Samphire; heaven sent from the sea, soaked with magnesium, potassium, calcium and sodium and plump with fibre, vitamin A, B vitamins and vitamin C. But to get this good stuff out you have to get past a rather salty taste and so the plant is usually steamed, boiled or fried by landlubber luddites to remove some of that realness. The stalks get woodier as they grow so best picked in July and August, but this pickling recipe will soften and reverse that texture. As you can see I’m happy as a pig in shit, stealing these green glowing fronds of goodness from the good lord Poseidon.
All these pickling recipes are my own as they have a unique twist. With this one, I imagined making something that a treasure toting black spot dodging pirate might be able to pack with him to avoid getting scurvy ‘pon the seven seas.
Cue, relevant tangent. Recently my wife, the girls and I were enjoying the afternoon sun out on our little decked area, when all of a sudden I noticed Luna plucking and shovelling little berries in her mouth like her life depended on it. Cue frantic finger bashing on this keyboard to work out what these juice laden little black beads were and praying they weren’t poisonous. Turns out, thank f**k, the Sambucus nigra Black Lace – or Black Elder Sambuca Plant produces sweet tangy edible berries after a few years growth.

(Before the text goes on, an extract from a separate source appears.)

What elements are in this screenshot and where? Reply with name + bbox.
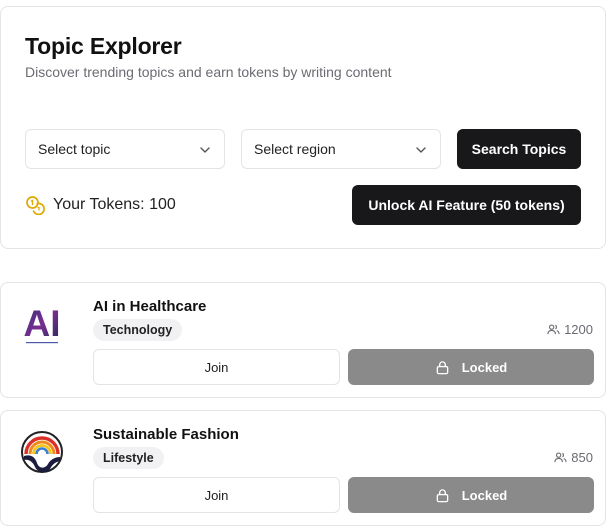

And in this moment when heart returned to chest, I knew what would cut with the samphires sea saltiness perfectly and boost the Vitamin C levels too.
With dried juniper berries thrown in too and the apple cider vinegar acidity this brew becomes a pulse popping tangy concoction that brings you a sharp slap with saline simmerings that pair just right.
This pickling recipe is for a 0.35 litre jar.
- 120g samphire
- 25g elderberries
- 2 Bay leaves
- 1 clove of garlic sliced
- 300ml Apple cider vinegar
- 2 tsp any brown sugar
- several dried juniper berries
- a few black peppercorns
- 1 tsp caraway seeds
Rinse the samphire, more so if you’ve wrenched it from mother nature yourself, then pat dry on paper towel. Pack into the jar with the sliced garlic and bay leaves. Throw the peppercorns, juniper berries and caraway seeds in a hot pan and when it begins to smell aromatic pour in the cider vinegar and sugar and boil for 5 minutes. Now tip the hot pickling liquid over the jar contents.
You can now tighten that lid and this will be ready to nibble in a few weeks and will last several once opened.